Hello, hello, come in. You are always welcome here.
We formed a third being to replace her, a thing made out of sex and euphoria and constant surprise. I was like a three-year-old on an airplane playing games: endlessly delighted that every time I peeked out from behind my hands, Ben was still there. Well, maybe I could have been more careful with my heart. But we had crushed Jane’s, and so that’s how we got through those first weeks without her. That’s what we did.

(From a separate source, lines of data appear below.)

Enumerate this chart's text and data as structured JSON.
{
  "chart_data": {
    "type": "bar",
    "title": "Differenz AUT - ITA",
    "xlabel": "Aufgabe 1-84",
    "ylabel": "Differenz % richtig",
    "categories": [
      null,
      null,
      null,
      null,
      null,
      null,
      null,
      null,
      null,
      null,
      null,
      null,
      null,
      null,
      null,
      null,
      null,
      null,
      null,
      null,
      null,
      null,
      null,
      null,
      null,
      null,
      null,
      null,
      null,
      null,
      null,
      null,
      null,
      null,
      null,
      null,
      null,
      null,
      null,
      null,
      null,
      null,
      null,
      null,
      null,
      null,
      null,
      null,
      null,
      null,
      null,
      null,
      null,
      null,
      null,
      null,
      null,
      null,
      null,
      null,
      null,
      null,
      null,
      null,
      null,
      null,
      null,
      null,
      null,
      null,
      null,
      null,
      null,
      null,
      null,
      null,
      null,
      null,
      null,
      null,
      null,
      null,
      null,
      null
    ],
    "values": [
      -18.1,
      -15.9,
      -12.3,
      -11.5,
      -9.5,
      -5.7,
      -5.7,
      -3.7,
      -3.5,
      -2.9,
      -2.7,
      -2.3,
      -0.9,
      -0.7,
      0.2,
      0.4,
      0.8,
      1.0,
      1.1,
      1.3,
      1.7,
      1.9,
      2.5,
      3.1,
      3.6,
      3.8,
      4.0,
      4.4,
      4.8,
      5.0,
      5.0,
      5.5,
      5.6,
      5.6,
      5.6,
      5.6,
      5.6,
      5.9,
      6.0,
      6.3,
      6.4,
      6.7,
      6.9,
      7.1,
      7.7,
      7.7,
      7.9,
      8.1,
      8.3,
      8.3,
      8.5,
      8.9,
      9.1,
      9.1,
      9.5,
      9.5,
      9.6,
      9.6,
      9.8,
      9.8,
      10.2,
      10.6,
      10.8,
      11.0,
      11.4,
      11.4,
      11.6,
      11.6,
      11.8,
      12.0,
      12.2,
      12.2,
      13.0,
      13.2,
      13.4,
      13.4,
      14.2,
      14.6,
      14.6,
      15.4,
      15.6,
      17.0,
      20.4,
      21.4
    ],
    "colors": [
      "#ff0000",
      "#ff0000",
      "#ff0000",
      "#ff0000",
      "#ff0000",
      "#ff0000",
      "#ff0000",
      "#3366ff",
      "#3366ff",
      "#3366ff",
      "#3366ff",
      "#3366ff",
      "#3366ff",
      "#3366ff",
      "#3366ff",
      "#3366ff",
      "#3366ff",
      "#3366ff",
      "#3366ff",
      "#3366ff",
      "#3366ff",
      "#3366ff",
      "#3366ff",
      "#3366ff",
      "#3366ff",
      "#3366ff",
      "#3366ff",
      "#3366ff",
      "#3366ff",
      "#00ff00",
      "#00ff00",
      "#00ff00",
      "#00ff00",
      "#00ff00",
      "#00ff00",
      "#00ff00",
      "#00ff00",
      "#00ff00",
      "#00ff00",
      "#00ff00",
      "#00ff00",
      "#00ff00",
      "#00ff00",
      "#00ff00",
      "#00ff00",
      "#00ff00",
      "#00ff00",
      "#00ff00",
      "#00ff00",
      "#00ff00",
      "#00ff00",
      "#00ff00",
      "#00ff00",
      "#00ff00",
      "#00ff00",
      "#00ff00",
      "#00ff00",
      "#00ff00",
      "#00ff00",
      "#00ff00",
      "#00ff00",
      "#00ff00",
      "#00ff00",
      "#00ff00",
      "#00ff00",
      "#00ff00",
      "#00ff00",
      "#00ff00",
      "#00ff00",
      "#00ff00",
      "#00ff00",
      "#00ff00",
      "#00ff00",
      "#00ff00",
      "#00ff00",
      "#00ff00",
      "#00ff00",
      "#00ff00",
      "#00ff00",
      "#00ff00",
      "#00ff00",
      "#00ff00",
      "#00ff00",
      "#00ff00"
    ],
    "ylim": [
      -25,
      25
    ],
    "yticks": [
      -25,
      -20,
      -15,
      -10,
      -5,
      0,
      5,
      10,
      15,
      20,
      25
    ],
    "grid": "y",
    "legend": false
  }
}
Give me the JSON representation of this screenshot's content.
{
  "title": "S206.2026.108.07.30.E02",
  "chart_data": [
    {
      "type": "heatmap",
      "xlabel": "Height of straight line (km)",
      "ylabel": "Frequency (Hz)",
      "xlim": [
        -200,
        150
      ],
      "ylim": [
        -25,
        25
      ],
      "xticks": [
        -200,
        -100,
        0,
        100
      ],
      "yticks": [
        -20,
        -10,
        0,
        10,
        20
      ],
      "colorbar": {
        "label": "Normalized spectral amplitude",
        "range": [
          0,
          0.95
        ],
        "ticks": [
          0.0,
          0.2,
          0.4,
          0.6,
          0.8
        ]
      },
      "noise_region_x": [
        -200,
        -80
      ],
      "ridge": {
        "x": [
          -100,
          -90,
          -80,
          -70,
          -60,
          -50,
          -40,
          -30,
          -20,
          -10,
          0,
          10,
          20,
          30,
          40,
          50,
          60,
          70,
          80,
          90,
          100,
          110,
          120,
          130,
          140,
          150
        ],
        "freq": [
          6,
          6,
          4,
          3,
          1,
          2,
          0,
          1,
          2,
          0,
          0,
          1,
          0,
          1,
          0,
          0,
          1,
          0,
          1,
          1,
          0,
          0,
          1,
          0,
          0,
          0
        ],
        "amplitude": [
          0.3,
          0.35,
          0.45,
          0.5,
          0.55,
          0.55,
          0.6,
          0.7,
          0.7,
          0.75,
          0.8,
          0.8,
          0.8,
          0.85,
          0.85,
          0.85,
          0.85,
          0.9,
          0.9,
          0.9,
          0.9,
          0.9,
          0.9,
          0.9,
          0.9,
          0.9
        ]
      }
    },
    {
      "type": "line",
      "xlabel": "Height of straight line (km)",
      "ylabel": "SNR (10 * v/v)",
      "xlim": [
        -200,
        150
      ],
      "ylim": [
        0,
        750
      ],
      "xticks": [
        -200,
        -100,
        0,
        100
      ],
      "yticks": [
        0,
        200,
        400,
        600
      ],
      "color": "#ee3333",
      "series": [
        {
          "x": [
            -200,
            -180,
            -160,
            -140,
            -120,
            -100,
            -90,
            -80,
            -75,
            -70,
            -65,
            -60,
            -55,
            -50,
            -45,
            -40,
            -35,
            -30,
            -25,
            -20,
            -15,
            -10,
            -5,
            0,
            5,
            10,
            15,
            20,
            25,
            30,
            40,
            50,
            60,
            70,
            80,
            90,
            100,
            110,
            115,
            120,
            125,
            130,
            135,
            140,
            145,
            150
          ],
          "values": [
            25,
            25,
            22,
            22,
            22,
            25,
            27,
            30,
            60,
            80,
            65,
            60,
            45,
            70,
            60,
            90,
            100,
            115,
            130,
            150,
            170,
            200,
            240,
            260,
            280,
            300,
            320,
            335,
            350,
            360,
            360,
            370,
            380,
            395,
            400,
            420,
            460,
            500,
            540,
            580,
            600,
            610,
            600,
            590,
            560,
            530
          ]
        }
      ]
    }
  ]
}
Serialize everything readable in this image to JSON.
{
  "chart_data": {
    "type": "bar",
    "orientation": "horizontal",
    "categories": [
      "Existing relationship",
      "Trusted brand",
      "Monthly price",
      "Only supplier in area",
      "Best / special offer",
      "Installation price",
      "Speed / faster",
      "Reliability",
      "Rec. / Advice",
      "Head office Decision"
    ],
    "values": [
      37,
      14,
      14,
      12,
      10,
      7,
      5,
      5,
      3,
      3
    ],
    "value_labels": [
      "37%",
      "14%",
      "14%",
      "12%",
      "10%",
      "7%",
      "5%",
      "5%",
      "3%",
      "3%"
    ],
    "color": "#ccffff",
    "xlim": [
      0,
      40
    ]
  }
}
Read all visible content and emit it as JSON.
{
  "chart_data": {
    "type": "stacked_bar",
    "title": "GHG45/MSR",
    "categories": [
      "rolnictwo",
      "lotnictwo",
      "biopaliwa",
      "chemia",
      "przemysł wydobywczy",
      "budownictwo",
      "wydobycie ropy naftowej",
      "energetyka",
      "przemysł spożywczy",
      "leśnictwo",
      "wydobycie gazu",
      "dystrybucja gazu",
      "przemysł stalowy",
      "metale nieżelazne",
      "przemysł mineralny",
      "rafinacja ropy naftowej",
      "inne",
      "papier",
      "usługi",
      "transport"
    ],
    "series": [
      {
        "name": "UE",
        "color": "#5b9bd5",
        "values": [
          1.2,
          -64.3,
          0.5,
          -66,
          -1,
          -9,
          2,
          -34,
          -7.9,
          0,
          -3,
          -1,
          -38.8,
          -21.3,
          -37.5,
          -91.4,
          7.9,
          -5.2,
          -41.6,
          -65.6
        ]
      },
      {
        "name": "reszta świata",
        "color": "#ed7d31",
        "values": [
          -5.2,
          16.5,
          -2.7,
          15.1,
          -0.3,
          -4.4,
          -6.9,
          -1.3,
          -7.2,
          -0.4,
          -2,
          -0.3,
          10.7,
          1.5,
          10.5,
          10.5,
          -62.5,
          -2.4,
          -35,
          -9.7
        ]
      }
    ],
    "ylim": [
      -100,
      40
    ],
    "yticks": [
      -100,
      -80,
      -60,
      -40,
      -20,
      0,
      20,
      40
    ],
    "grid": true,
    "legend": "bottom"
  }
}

We tiptoe through the front door of Al’s apartment, two scared mice. The living room is warm and bright and loud and packed with people, which, come to think of it, is the only way I’ve ever seen it. Maybe Al’s apartment only exists if there’s a party going on, like
Brigadoon
with a keg.
“Well, here we are.” Ben looks down at his shoes. “Can we go now?”
“Remember that party we went to in high school?” We had, in fact, been to only one party in high school—a pregraduation senior class bash thrown by Jake Pizorkski, whose parents owned Pizorkski’s Sausages and Fine Meats. We arrived early at Jake’s house—a glass-walled, seventeen-room compound with a long, lit path that sloped down to the lake, a mansion known locally as Liverwurst Manor. We were the first people there. Jake didn’t know who we were, although he pretended to. “Um, so, you guys psyched about college and stuff? Gonna have a great summer?”